Effect of subconjunctival and intraocular bevacizumab injections on corneal neovascularization in a mouse model.

OBJECTIVE

This study sought to evaluate the efficacy of bevacizumab (Avastin), an anti-VEGF agent, in the reduction of corneal neovascularization in a rodent model, and compare between the effect of intraocular and subconjunctival injection.

METHODS

Corneal neovascularization was induced by application of a mixture of 75% silver nitrate and 25% potassium nitrate to the corneal center of the right eye of 125 mice. Immediately thereafter, 75 eyes were treated with subconjunctival, anterior chamber, or intravitreal injection of bevacizumab. The remaining mice served as a control.
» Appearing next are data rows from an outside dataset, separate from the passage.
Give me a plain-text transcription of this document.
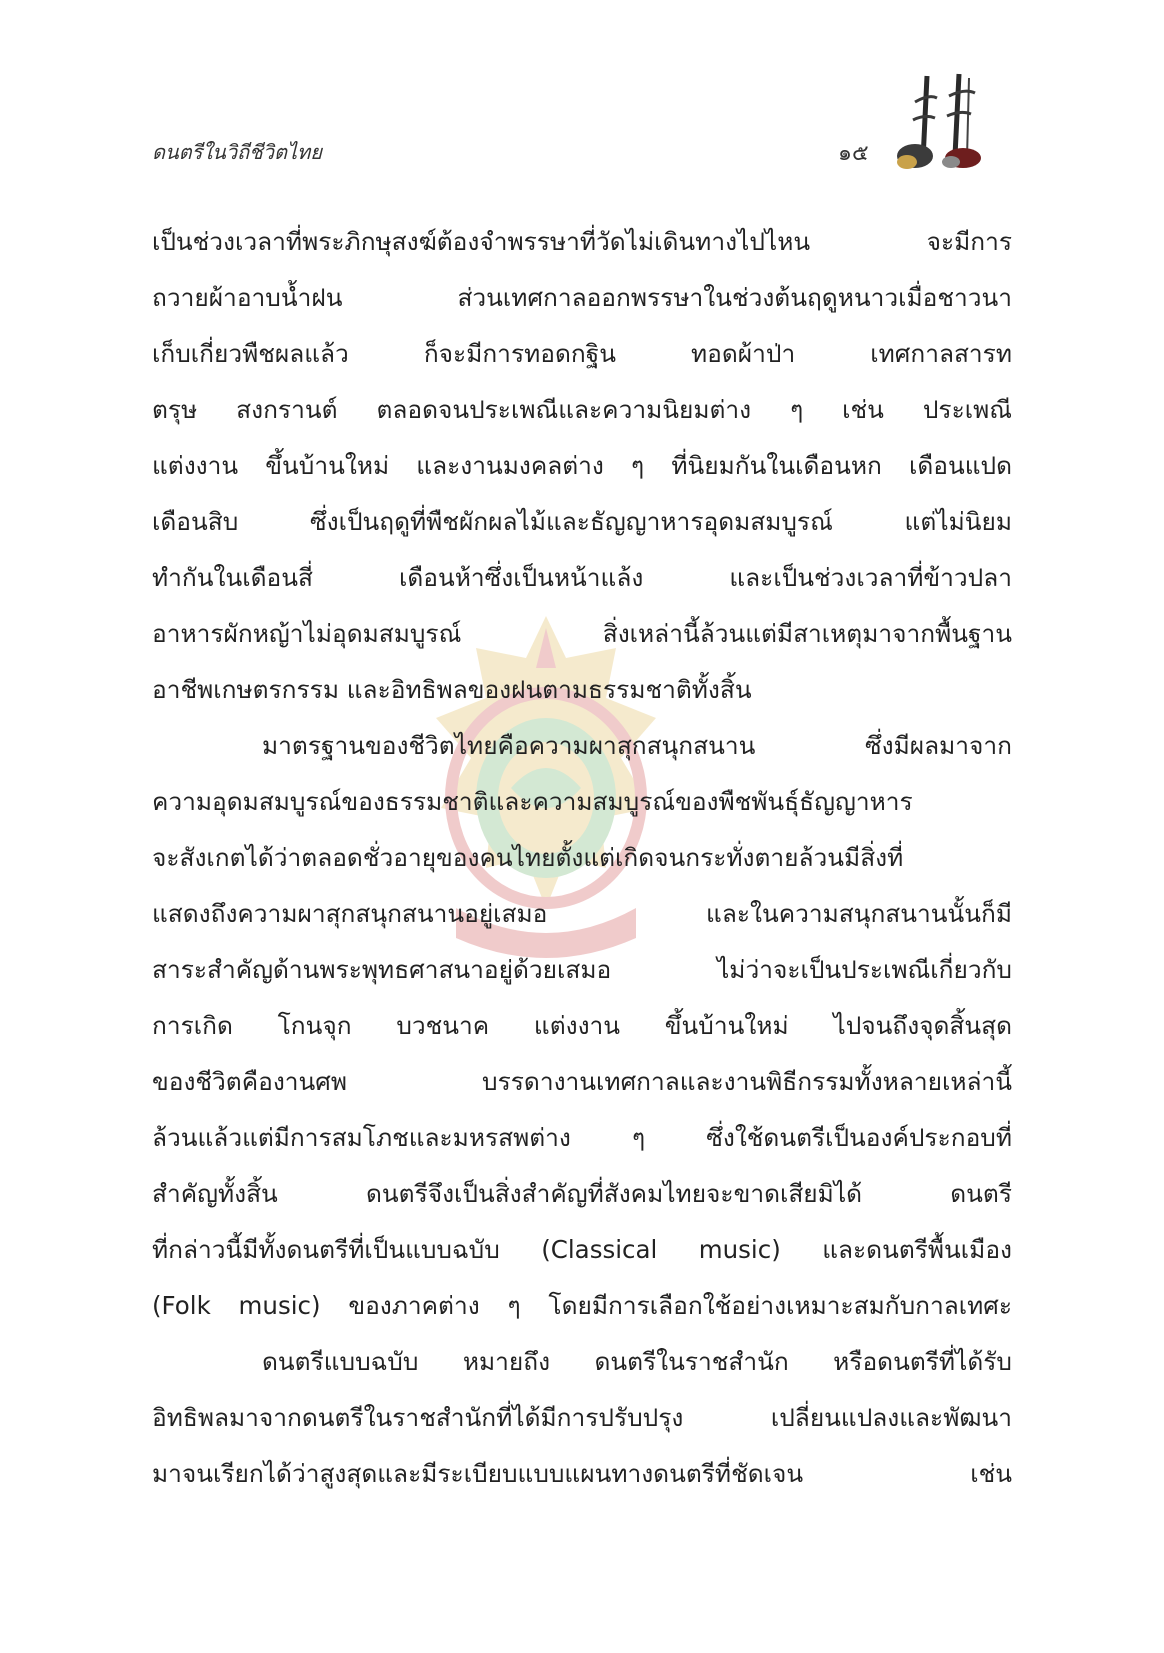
ดนตรีในวิถีชีวิตไทย	๑๕
เป็นช่วงเวลาที่พระภิกษุสงฆ์ต้องจำพรรษาที่วัดไม่เดินทางไปไหน จะมีการ
ถวายผ้าอาบน้ำฝน ส่วนเทศกาลออกพรรษาในช่วงต้นฤดูหนาวเมื่อชาวนา
เก็บเกี่ยวพืชผลแล้ว ก็จะมีการทอดกฐิน ทอดผ้าป่า เทศกาลสารท
ตรุษ สงกรานต์ ตลอดจนประเพณีและความนิยมต่าง ๆ เช่น ประเพณี
แต่งงาน ขึ้นบ้านใหม่ และงานมงคลต่าง ๆ ที่นิยมกันในเดือนหก เดือนแปด
เดือนสิบ ซึ่งเป็นฤดูที่พืชผักผลไม้และธัญญาหารอุดมสมบูรณ์ แต่ไม่นิยม
ทำกันในเดือนสี่ เดือนห้าซึ่งเป็นหน้าแล้ง และเป็นช่วงเวลาที่ข้าวปลา
อาหารผักหญ้าไม่อุดมสมบูรณ์ สิ่งเหล่านี้ล้วนแต่มีสาเหตุมาจากพื้นฐาน
อาชีพเกษตรกรรม และอิทธิพลของฝนตามธรรมชาติทั้งสิ้น
มาตรฐานของชีวิตไทยคือความผาสุกสนุกสนาน ซึ่งมีผลมาจาก
ความอุดมสมบูรณ์ของธรรมชาติและความสมบูรณ์ของพืชพันธุ์ธัญญาหาร
จะสังเกตได้ว่าตลอดชั่วอายุของคนไทยตั้งแต่เกิดจนกระทั่งตายล้วนมีสิ่งที่
แสดงถึงความผาสุกสนุกสนานอยู่เสมอ และในความสนุกสนานนั้นก็มี
สาระสำคัญด้านพระพุทธศาสนาอยู่ด้วยเสมอ ไม่ว่าจะเป็นประเพณีเกี่ยวกับ
การเกิด โกนจุก บวชนาค แต่งงาน ขึ้นบ้านใหม่ ไปจนถึงจุดสิ้นสุด
ของชีวิตคืองานศพ บรรดางานเทศกาลและงานพิธีกรรมทั้งหลายเหล่านี้
ล้วนแล้วแต่มีการสมโภชและมหรสพต่าง ๆ ซึ่งใช้ดนตรีเป็นองค์ประกอบที่
สำคัญทั้งสิ้น ดนตรีจึงเป็นสิ่งสำคัญที่สังคมไทยจะขาดเสียมิได้ ดนตรี
ที่กล่าวนี้มีทั้งดนตรีที่เป็นแบบฉบับ (Classical music) และดนตรีพื้นเมือง
(Folk music) ของภาคต่าง ๆ โดยมีการเลือกใช้อย่างเหมาะสมกับกาลเทศะ
ดนตรีแบบฉบับ หมายถึง ดนตรีในราชสำนัก หรือดนตรีที่ได้รับ
อิทธิพลมาจากดนตรีในราชสำนักที่ได้มีการปรับปรุง เปลี่ยนแปลงและพัฒนา
มาจนเรียกได้ว่าสูงสุดและมีระเบียบแบบแผนทางดนตรีที่ชัดเจน เช่น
The groups were compared at different postoperative time points for percentage area of neovascularization evaluated by digital photos, the presence of corneal stromal vascular endothelial cells studied by immunohistochemical staining, and VEGF levels measured by real-time PCR.

RESULTS

In the untreated eyes, percentage area of neovascularization increased from 11.3 +/- 7% on day 2 to 20 +/- 8.9% on day 4, 47 +/- 25.4% on day 8, and 51 +/- 24.7% on day 10. The percentage area of neovascularization following subconjunctival injection was 7 +/- 2.9% on day 2, 15.7 +/- 6% on day 4, 32.2 +/- 15.2% on day 8, and 39.7 +/- 14.5% on day 10. The percentage area of neovascularization following anterior chamber injection was 14.4 +/- 3% on day 2, 16.5 +/- 6.3% on day 4, 26.3 +/- 6.5% on day 8, and 19.8 +/- 1.2% on day 10. The percentage area of neovascularization following intravitreal injection was 11 +/- 2.5% on day 2, 14.7 +/- 5% on day 4, 23.5 +/- 6.5% on day 8, and 24.2 +/- 14.9% on day 10.

CONCLUSIONS

Bevacizumab injections partially inhibit the growth of corneal neovascularization induced by acute chemical injury in a mouse model. The intraocular routes of injection were found to be the most effective, and the subconjunctival route of injection yielded the earliest peak response.